Tater, I tried it at 1.26" and the round wouldn't chamber or go into full battery. Brang it down to 1.25" went into full battery everytime it didn't get hung up on the chamber. Tightened up the crimp to a half turn I believe it's .421 and bing batta boom no problems what so ever chambers everytime. Just needed a little confirmation that it's gtg. Being fairly new to reloading the pucker factor is still pretty high trying out new loads.

They are GTG. I get this a lot when using new brass but not with using once or more fired brass. I also have to back off my crimp when using new brass. I have chalked it up to new brass being softer. Shoot it.

Hogpauls
05-17-2010, 20:56
I went out and shot 'em today and they all went bang. No problems at all, other than the cronograph not working, hopefully it is a low battery problem. Kinda ruined that outing, was looking for some chrony results to verify the loads I'm working up to.
This nice little pile-O-brass I left with, seemed to lift my spirits a bit.
197328

gator378
05-19-2010, 21:37
HogPauls, Welcome and hello!

Some of what I see is the bullet's diameter streching the case walls back out after sizing.

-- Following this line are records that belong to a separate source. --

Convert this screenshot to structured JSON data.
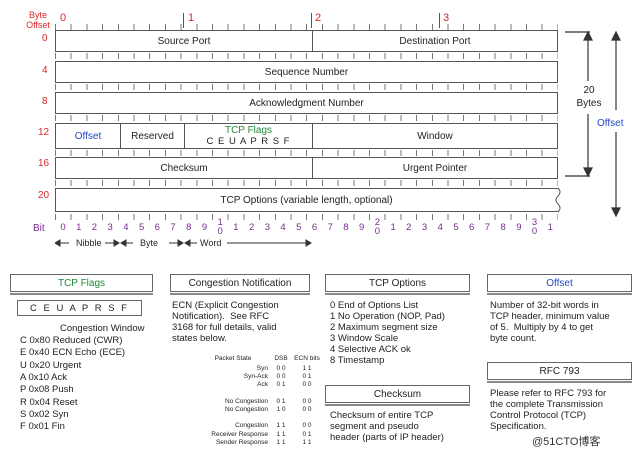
{
  "header": {
    "byte_offset_label": "Byte\nOffset",
    "byte_labels": [
      "0",
      "1",
      "2",
      "3"
    ],
    "row_offsets": [
      "0",
      "4",
      "8",
      "12",
      "16",
      "20"
    ],
    "bit_label": "Bit",
    "bit_numbers": [
      "0",
      "1",
      "2",
      "3",
      "4",
      "5",
      "6",
      "7",
      "8",
      "9",
      "1\n0",
      "1",
      "2",
      "3",
      "4",
      "5",
      "6",
      "7",
      "8",
      "9",
      "2\n0",
      "1",
      "2",
      "3",
      "4",
      "5",
      "6",
      "7",
      "8",
      "9",
      "3\n0",
      "1"
    ],
    "scale_labels": {
      "nibble": "Nibble",
      "byte": "Byte",
      "word": "Word"
    }
  },
  "rows": {
    "source_port": "Source Port",
    "destination_port": "Destination Port",
    "sequence_number": "Sequence Number",
    "ack_number": "Acknowledgment Number",
    "offset": "Offset",
    "reserved": "Reserved",
    "tcp_flags_label": "TCP Flags",
    "tcp_flags_letters": "C E U A P R S F",
    "window": "Window",
    "checksum": "Checksum",
    "urgent_pointer": "Urgent Pointer",
    "tcp_options": "TCP Options (variable length, optional)"
  },
  "right": {
    "size": "20\nBytes",
    "offset": "Offset"
  },
  "panels": {
    "tcp_flags": {
      "title": "TCP Flags",
      "letters": "C E U A P R S F",
      "subtitle": "Congestion Window",
      "items": [
        "C 0x80 Reduced (CWR)",
        "E 0x40 ECN Echo (ECE)",
        "U 0x20 Urgent",
        "A 0x10 Ack",
        "P 0x08 Push",
        "R 0x04 Reset",
        "S 0x02 Syn",
        "F 0x01 Fin"
      ]
    },
    "congestion": {
      "title": "Congestion Notification",
      "text": "ECN (Explicit Congestion\nNotification).  See RFC\n3168 for full details, valid\nstates below.",
      "table_headers": [
        "Packet State",
        "DSB",
        "ECN bits"
      ],
      "table_rows": [
        [
          "Syn",
          "0 0",
          "1 1"
        ],
        [
          "Syn-Ack",
          "0 0",
          "0 1"
        ],
        [
          "Ack",
          "0 1",
          "0 0"
        ],
        [
          "",
          "",
          ""
        ],
        [
          "No Congestion",
          "0 1",
          "0 0"
        ],
        [
          "No Congestion",
          "1 0",
          "0 0"
        ],
        [
          "",
          "",
          ""
        ],
        [
          "Congestion",
          "1 1",
          "0 0"
        ],
        [
          "Receiver Response",
          "1 1",
          "0 1"
        ],
        [
          "Sender Response",
          "1 1",
          "1 1"
        ]
      ]
    },
    "tcp_options": {
      "title": "TCP Options",
      "text": "0 End of Options List\n1 No Operation (NOP, Pad)\n2 Maximum segment size\n3 Window Scale\n4 Selective ACK ok\n8 Timestamp"
    },
    "checksum": {
      "title": "Checksum",
      "text": "Checksum of entire TCP\nsegment and pseudo\nheader (parts of IP header)"
    },
    "offset": {
      "title": "Offset",
      "text": "Number of 32-bit words in\nTCP header, minimum value\nof 5.  Multiply by 4 to get\nbyte count."
    },
    "rfc": {
      "title": "RFC 793",
      "text": "Please refer to RFC 793 for\nthe complete Transmission\nControl Protocol (TCP)\nSpecification."
    }
  },
  "watermark": "@51CTO博客"
}
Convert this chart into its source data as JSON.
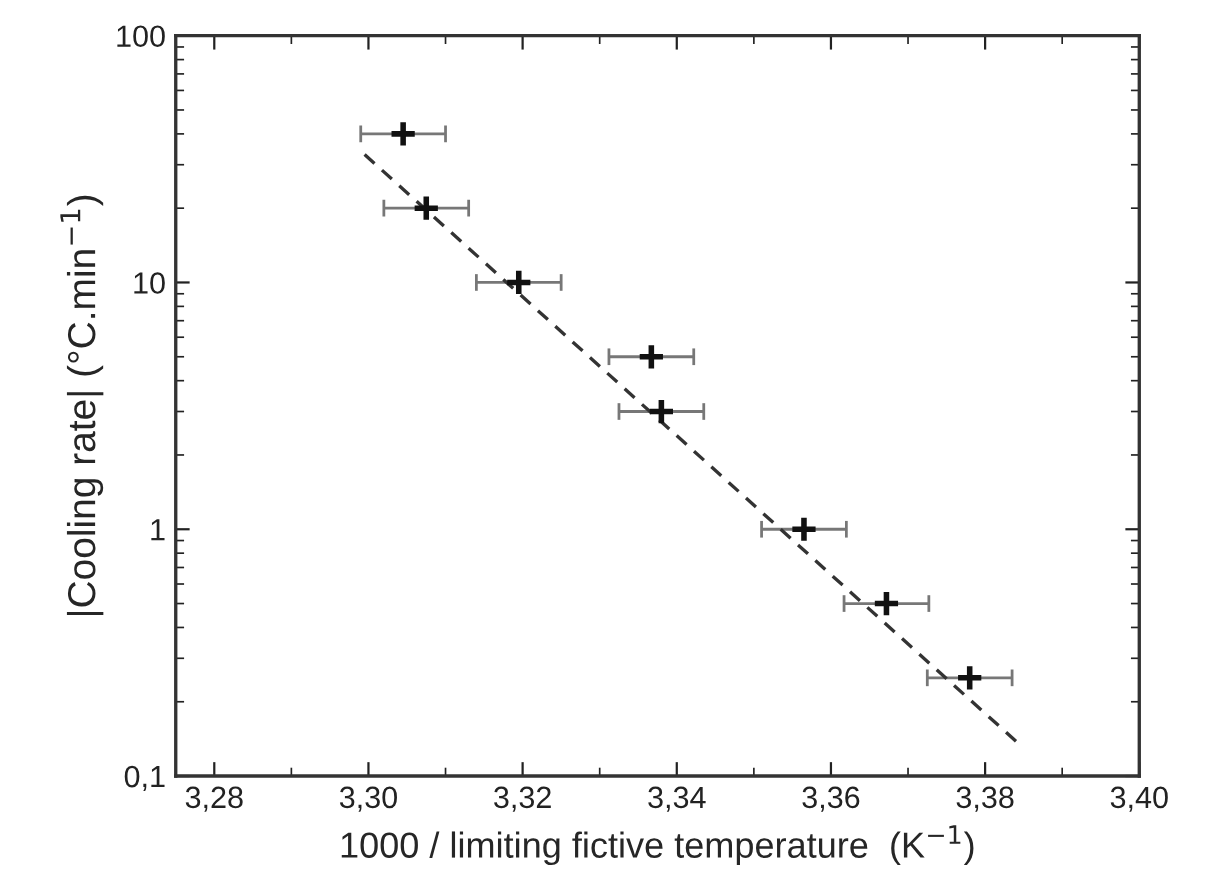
{
  "chart_data": {
    "type": "scatter",
    "xlabel": "1000 / limiting fictive temperature  (K$^{−1}$)",
    "ylabel": "|Cooling rate| (°C.min$^{−1}$)",
    "series": [
      {
        "color": "#111111",
        "marker": "cross",
        "x": [
          3.3045,
          3.3075,
          3.3195,
          3.3367,
          3.338,
          3.3565,
          3.3672,
          3.378
        ],
        "values": [
          40,
          20,
          10,
          5,
          3,
          1,
          0.5,
          0.25
        ],
        "xerrors": [
          0.0055,
          0.0055,
          0.0055,
          0.0055,
          0.0055,
          0.0055,
          0.0055,
          0.0055
        ]
      },
      {
        "type": "line",
        "color": "#333333",
        "line_style": "dashed",
        "marker": "none",
        "x": [
          3.2995,
          3.3845
        ],
        "values": [
          33,
          0.134
        ]
      }
    ],
    "log": "y",
    "xlim": [
      3.275,
      3.4
    ],
    "xticks": [
      {
        "value": 3.28,
        "label": "3,28"
      },
      {
        "value": 3.3,
        "label": "3,30"
      },
      {
        "value": 3.32,
        "label": "3,32"
      },
      {
        "value": 3.34,
        "label": "3,34"
      },
      {
        "value": 3.36,
        "label": "3,36"
      },
      {
        "value": 3.38,
        "label": "3,38"
      },
      {
        "value": 3.4,
        "label": "3,40"
      }
    ],
    "ylim": [
      0.1,
      100
    ],
    "yticks": [
      {
        "value": 0.1,
        "label": "0,1"
      },
      1,
      10,
      100
    ],
    "grid": false,
    "legend": false
  }
}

I must ask if you are seating the bullets to proper depth without allowing the crimp to take place? Why might you ask? This allows bullets to enter straighter. If near the end of the seating process with the bullet still moving down into the case and the crimp is starting to apply then you get some buckling of the case, or the plating can get damaged or in alloy bullets the bullet can shear off material.

So how do we fix this to make better ammunition? First is to seat the bullet in one step, then taper crimp to finish in a seperate step. I usually raise my seater/crimp die up with a 1/8" washer under the locking ring, which is enough to not have the crimp applied. I seat all bullets to proper depth, then re-readjust the die by removing the washer, raise the seating stem up, then taper crimp to finish. The difference is truely amazing and feed & function is 100%.

Good luck, don't get discouraged!

OR get a separate taper crimp die. I find a separate crimp die easier but always seat then crimp. For me easier to use two steps.